In another simulation (denoted as case II below), the initial conditions were generated such that the random noise for component 2 exactly canceled that for 1 at the initial time; this necessarily implies $s_3\left(0\right)=0$, along with $s_1\left(0\right)=s_2\left(0\right)$. In this case (see Figure 5), phase separation for component 3 is slower than that for the remaining two components, given that the separation depth for component 3 remains smaller (and in fact close to zero) than that for 1 and 2 for some time after the initial time, after which all separation depths show a very rapid increase to their steady state values. Once again, even though $s_1$ and $s_2$ remain identical for all time, the steady state value for 3 turns out to be slightly larger than that for the first two components. Also note that in this simulation the temporal evolution of the integral scales is very different from that corresponding to case I; in fact, even though the integral scales for 1 and 2 are essentially identical for all time (see Figure 6), the integral scale for 3 is systematically smaller than that for 1 (or 2) while showing a similar decrease–increase behavior. Once again, this temporal evolution seems to be robust, in that very similar temporal histories are also displayed by the reciprocal first and second moments of the structure factor.

Summarizing, in simulation case I [such that $s_3\left(0\right)>s_1\left(0\right)=s_2\left(0\right)$] based on the temporal evolution of the integral scales, it seemed as though a symmetry-breaking event took place after which the integral scale vs. time dependences showed a different phase-separating behavior for components 1 and 2 as opposed to 3. However, looking at the separation depth in this case reveals that phase separation for component 3 is always faster than that for the first two components, implying that there can be no symmetry among the three components at any instant in time. A similar conclusion is arrived at by looking at simulation case II [such that $0=s_3\left(0\right)<s_1\left(0\right)=s_2\left(0\right)$], wherein phase separation for component 3 was always slower than that for the remaining components. Furthermore, in this case the integral scale for 3 was always less than that for 1 (or 2), providing even stronger evidence against any presumption of symmetry among the three components during a triphase segregation process.
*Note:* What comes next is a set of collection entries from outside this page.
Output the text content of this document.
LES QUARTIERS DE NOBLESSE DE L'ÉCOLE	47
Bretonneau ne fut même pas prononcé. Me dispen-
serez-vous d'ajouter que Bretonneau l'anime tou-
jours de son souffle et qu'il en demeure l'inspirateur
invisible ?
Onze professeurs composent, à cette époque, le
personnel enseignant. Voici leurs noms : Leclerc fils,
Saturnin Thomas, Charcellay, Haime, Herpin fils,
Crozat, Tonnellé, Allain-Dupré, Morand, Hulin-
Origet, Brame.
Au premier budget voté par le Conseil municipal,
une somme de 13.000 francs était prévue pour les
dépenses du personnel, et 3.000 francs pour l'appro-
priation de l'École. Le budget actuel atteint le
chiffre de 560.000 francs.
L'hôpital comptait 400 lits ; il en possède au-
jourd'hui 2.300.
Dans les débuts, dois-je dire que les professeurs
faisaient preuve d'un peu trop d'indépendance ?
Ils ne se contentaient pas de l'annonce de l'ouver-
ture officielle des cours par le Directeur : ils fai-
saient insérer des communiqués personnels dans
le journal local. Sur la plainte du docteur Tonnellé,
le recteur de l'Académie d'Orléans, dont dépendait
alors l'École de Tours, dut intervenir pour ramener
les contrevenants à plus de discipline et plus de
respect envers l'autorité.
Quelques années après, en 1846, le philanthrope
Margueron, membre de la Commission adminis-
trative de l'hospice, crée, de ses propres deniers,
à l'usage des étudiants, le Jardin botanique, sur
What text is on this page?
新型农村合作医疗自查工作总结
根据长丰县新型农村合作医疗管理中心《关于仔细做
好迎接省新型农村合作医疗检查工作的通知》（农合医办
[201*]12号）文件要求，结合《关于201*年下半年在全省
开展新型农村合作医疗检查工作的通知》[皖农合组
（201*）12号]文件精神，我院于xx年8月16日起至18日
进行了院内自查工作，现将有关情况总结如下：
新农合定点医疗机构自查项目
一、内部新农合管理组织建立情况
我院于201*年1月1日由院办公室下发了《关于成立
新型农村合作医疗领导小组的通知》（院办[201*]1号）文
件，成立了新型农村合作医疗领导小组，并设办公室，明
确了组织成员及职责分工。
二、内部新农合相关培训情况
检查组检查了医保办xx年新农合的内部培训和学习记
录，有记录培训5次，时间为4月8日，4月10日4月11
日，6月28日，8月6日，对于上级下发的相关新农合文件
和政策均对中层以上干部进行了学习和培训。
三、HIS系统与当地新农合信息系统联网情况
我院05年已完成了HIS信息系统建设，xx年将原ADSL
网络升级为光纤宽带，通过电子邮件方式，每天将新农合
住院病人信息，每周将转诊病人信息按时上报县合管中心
As a final note, it should be acknowledged that, even though a perfectly symmetric ternary mixture does not exist in practice, our phase-field ternary mixture model has been successfully employed to simulate the so-called continuous-phase/dispersed-circular/dispersed-circular (a.k.a. dual discrete particle) phase morphology for a phase-separating symmetric polymer-polymer-polymer system [57]. Although improved agreement between model predictions and experimental results of phase morphology for a polystyrene/PMMA/polybutadiene blend was obtained in simulations that allowed for different diffusivities and Flory parameters [58], simulation results that instead assumed equality between all diffusivities, Flory parameters, and chain lengths showed that a phase-field ternary mixture model [59] is able to capture the main features of the previously noted phase morphology [58,60].

4. Conclusions

We have presented 3D numerical results of an isothermal phase-field ternary mixture model in application to a symmetric and highly viscous (zero fluidity parameter) three-component liquid mixture as it separates into three phases after a thermal quench from a stable state in the one-phase region. In particular, we have shown the temporal evolution of basic segregation statistics such as the integral scale of the pair-correlation function and the separation depth for each component. In fact, for a ternary system the latter quantity can be introduced using the same definition of separation depth as employed for measuring the phase separation rate in a binary system. In addition, we have shown that the triphase segregation process considered herein is inherently asymmetrical since it can occur in either one of two ways: depending on the details of the noise used for building the initial conditions, phase separation for the third component will be faster or slower than that for the remaining components.